Still, both sides say they are tentatively ready to proceed with nationwide elections scheduled for April. Voters will choose a president, governors of states, and members of assemblies in the North and South. Many fear the elections could be corrupted: The Northern president-Omar al-Bashir-is a wanted war criminal who perpetuated genocide on Sudanese in the country's western region of Darfur. Despite his promises of fair elections, many believe Bashir would never allow a rival to win the presidency or threaten his National Congress Party's (NCP) power. But NCP remains unpopular with many Northerners, leaving some election observers wondering what would happen if they voted for a Southern president.
Election results are critical for another reason: They could affect a referendum scheduled for January 2011 to decide whether the South will declare its independence. And experts say the April contest will be another critical test of Bashir's willingness to abide by the agreements he signs. That may be an unlikely prospect: So far, the defiant leader hasn't shown much intention of keeping his word.
Though Russia ended 2009 in the throes of an economic crisis that gripped most of the world, the largest country on earth exerted its might through a natural resource that left many of its European neighbors beholden to the regime: oil.
Russia remains the world's second-largest producer and exporter of oil, and while Russian leaders proved their willingness to exercise military force in Moscow's 2008 invasion of nearby Georgia, many experts expect the giant to rely on economic and psychological prowess to continue to build a regime with abuses that often escape Western scrutiny.
The U.S. State Department has noted that human-rights conditions in Russia remain poor: Stories of murdered journalists and human-rights attorneys draw attention to the country's tight-fisted grip on media and free speech. Churches report increased attention from authorities, and they fear that more harassment could follow in the year ahead.
Human-rights and religious freedom advocates will watch the nation closely in 2010 to see if conditions worsen, and to see how the United States will respond to any deterioration, as well as Russia's willingness to aid the belligerent nation of Iran.
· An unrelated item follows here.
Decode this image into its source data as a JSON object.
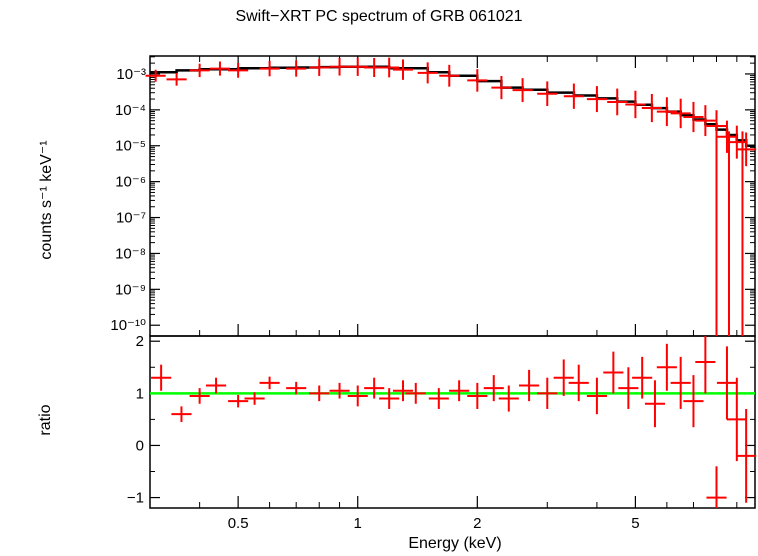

Handfuls of both conservatives and liberals have criticized the Obama administration's soft approach to nations like Russia, a complaint Secretary of State Hillary Clinton has dismissed, saying the administration is practicing low-key diplomacy that is "pragmatic and agile."
Still, Clinton couldn't deny that Russian leaders remain impervious to human-rights complaints, and she offered a brief criticism that perhaps doubled as a warning: "With Russia, we deplore the murders of journalists and activists and support the courageous individuals who advocate at great peril for democracy."
Human rights may prove a central issue for Vietnam in 2010, as the Asian nation seeks more prominence and influence on the international scene. In January, the country assumes the presidency of the Association of Southeast Asian Nations (ASEAN), an organization billed as promoting economic and political cooperation and regional stability. The United States retains good relations with the organization, which may put pressure on the Obama administration to look more closely at the head country's human-rights record. Though the State Department notes improvements in Vietnam, Christians and Catholics in the country's Central Highlands report a significant level of ongoing persecution in the communist nation. The adoption of Vietnamese children remains closed to Americans, after a report of severe corruption in the nation's system for orphans.
Religious freedom advocates will watch to see if the U.S. State Department returns Vietnam to its list of Countries of Particular Concern for religious freedom violations, a move the administration has resisted but may find difficult to withstand as violations continue.